Following William James, it was Aleister Crowley, not Carl Jung, who began the trend of “psychologizing away” occult practices—Crowley’s 1903 essay “The Initiated Interpretation of Ceremonial Magic,” printed in the Crowley/Mathers edition of The Lesser Key of Solomon, suggests that rituals are ways of unlocking nonconscious parts of one’s own mind. Crowley, an erudite and hyperrational student of the occult, was inspired by the “all is mind” theories of Bishop Berkeley and Theravada Buddhism, as well as the many experiments with ceremonial magic, yoga, and drugs he had undertaken in his twenties with his mentor Allan Bennett. Crowley’s essay, published when he was twenty-eight or twenty-nine, at a time when he had already garnered vast experience with practical occultism but had moved on to Buddhism, takes a reductionist sword to magic, explaining that “the spirits of the Goetia are portions of the human brain.”16 Crowley was later to recant this opinion; his Magick Without Tears, written in the 1940s, argues in no small terms for the objective existence of spirits and noncorporeal intelligences such as the ones Dee was later to contact. According to the older Crowley, such beings are not only real, but contact with them may be the only chance for humanity to evolve out of the brutal conditions Crowley saw all around him as Europe passed through the death machinery of World War II.17 (On the other hand, Crowley often couldn’t help himself from hinting that the publication of The Book of the Law had caused both world wars.)

Since operative magic has been discarded by mainstream science, those who wish to preserve its practice have had to look for loopholes in the cultural discourse within which magical practices may maintain continuity of existence. Following Crowley and Jung, that loophole has been the psychologizing of magic, which reduces it to something between art therapy and an encounter group exercise. Others have sought to use pseudoscientific claims or overenthusiastic, often scientifically illiterate interpretations of quantum physics, particularly when promoting products within the sizeable New Age marketplace—for instance, mangling wave-particle duality experiments to suggest that consciousness or even belief itself creates reality, or that quantum entanglement proves the efficacy of sorcery, interpretations that amount to little more than wishful thinking (a phenomenon that the noted skeptic Dr. Steven Novella refers to as “quantum woo”).18

Yet all of this was to come later. For this reason, it is remarkable to look at Dee’s original occult theories in context—there is no psychologizing here, no appeal to subjectivity. Dee was literally proposing that natural philosophers experiment with the divine characteristics of light, and that through its use they would shape nature.
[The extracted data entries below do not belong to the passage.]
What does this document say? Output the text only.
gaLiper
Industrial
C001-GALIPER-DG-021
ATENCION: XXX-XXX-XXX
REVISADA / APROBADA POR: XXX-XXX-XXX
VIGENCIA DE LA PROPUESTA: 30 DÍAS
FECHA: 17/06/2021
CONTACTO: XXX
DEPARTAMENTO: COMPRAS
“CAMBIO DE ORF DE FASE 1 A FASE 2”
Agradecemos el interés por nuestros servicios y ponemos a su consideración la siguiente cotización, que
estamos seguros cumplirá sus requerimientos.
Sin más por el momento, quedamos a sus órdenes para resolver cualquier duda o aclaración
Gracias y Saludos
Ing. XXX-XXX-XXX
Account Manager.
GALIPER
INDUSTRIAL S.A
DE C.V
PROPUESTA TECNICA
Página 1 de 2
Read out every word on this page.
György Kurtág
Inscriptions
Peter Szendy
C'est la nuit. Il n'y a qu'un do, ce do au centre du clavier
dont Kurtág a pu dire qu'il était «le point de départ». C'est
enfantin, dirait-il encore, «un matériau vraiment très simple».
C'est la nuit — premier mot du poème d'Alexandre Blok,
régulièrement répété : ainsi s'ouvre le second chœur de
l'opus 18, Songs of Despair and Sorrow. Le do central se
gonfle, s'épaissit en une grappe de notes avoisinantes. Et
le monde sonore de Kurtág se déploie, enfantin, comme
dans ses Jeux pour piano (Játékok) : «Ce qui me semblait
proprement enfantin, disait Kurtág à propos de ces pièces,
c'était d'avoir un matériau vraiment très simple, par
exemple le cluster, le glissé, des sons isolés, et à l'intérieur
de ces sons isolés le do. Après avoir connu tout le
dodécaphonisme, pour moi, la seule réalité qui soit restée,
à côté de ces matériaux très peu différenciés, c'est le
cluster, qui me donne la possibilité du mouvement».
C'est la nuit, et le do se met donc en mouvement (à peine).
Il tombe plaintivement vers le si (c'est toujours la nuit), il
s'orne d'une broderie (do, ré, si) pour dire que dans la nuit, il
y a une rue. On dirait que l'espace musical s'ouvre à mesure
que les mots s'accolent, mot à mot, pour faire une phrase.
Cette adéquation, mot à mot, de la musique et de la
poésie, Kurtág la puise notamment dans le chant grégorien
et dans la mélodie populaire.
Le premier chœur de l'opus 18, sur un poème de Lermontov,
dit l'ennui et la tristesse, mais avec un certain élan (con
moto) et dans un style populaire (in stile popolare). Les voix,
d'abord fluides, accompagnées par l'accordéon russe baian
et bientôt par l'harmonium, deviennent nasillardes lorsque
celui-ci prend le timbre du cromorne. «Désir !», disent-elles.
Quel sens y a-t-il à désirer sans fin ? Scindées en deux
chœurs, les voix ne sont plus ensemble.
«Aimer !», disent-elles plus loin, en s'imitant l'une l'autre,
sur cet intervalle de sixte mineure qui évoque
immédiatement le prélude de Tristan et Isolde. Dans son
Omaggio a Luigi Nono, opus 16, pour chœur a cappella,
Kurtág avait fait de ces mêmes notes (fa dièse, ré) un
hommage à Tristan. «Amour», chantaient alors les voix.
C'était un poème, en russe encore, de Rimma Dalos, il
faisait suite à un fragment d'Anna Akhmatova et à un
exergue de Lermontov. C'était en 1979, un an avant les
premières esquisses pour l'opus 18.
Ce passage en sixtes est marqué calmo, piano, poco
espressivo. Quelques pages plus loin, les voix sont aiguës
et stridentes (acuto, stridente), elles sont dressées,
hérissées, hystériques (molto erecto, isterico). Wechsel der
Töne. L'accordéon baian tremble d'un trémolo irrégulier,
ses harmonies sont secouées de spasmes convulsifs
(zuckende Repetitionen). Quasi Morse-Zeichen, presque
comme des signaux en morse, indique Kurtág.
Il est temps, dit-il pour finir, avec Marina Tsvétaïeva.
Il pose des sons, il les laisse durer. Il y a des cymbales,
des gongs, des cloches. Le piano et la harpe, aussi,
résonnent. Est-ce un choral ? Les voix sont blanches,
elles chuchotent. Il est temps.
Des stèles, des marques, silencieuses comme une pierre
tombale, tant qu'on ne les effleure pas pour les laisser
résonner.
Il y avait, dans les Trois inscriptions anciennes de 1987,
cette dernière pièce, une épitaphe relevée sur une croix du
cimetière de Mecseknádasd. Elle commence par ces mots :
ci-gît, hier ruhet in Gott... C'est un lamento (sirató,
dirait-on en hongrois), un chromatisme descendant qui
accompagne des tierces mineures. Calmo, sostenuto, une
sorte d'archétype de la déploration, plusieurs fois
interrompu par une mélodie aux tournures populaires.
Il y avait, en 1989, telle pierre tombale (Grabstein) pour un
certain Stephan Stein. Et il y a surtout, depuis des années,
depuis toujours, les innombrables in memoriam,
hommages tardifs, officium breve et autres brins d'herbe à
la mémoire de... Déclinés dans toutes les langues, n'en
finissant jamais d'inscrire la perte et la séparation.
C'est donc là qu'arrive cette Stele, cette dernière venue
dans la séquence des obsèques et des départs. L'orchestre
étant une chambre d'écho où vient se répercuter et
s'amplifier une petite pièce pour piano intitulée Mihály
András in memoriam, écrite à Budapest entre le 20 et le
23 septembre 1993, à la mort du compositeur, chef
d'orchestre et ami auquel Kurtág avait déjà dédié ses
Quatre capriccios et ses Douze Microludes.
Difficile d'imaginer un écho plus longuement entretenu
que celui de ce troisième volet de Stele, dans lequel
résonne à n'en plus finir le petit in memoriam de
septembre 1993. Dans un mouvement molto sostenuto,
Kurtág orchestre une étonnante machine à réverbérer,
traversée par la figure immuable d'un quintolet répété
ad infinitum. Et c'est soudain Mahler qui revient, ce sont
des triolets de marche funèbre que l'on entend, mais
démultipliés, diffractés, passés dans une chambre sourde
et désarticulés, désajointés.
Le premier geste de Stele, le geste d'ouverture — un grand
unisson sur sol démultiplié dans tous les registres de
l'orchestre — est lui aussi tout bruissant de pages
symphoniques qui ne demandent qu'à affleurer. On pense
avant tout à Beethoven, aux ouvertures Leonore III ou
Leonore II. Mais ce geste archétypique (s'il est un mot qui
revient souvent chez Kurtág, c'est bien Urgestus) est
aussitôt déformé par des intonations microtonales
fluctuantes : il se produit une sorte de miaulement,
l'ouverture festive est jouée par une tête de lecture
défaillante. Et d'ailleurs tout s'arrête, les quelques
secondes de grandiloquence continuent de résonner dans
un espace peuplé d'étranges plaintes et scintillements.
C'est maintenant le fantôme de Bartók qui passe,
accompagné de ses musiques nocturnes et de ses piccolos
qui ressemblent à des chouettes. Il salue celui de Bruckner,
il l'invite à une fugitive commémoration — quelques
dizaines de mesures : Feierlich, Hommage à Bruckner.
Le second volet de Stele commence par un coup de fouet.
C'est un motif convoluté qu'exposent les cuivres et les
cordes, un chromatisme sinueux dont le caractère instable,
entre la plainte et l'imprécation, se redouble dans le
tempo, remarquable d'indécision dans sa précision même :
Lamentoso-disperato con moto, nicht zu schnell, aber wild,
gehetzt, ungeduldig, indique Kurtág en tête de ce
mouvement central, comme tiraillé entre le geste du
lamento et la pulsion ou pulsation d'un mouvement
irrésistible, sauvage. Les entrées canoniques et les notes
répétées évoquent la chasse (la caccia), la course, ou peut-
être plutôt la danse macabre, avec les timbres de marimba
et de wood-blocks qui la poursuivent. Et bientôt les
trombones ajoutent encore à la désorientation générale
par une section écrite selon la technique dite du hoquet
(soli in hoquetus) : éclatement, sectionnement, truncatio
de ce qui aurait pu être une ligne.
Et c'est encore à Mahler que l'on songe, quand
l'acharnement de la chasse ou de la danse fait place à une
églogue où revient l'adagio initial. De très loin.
In the same year he wrote the Propaedeumata, Dee also composed De speculis comburentibus, a study of geometry, which would be followed by a 1559 manuscript on mathematics entitled Tyrocinium mathematicum, likely used to teach his ward, Thomas Digges.19

Dee would next set to work on the Cabala, and propose to the world a skeleton key of the mysteries, by elaborating the meaning of the Hieroglyphic Monad, a symbol that Dee included in the Propaedeumata without explication; culturally, he would work to get England caught up with the higher standard of learning he had enjoyed on the Continent. Yet for the remainder of Mary’s reign, Dee kept his affairs cloaked in secrecy, terrified of being taken back to the Tower dungeon should the slightest activity be misinterpreted. His writing during this time, however, was prolific, covering astronomy, optics, and technical works on mechanics, astronomical instruments, and a pulley and cog system for moving heavy weights that would gain wide popular use later in the century.

In the end, Dee was saved by most unforeseen circumstances: Mary’s pregnancy turned out to be an elaborate ruse, albeit a ruse that had nearly precipitated a war. When the pregnancy evaporated, Elizabeth was accepted as next in line for the throne, and the furor over Dee’s treasonous conjuring was simply lost in the shuffle.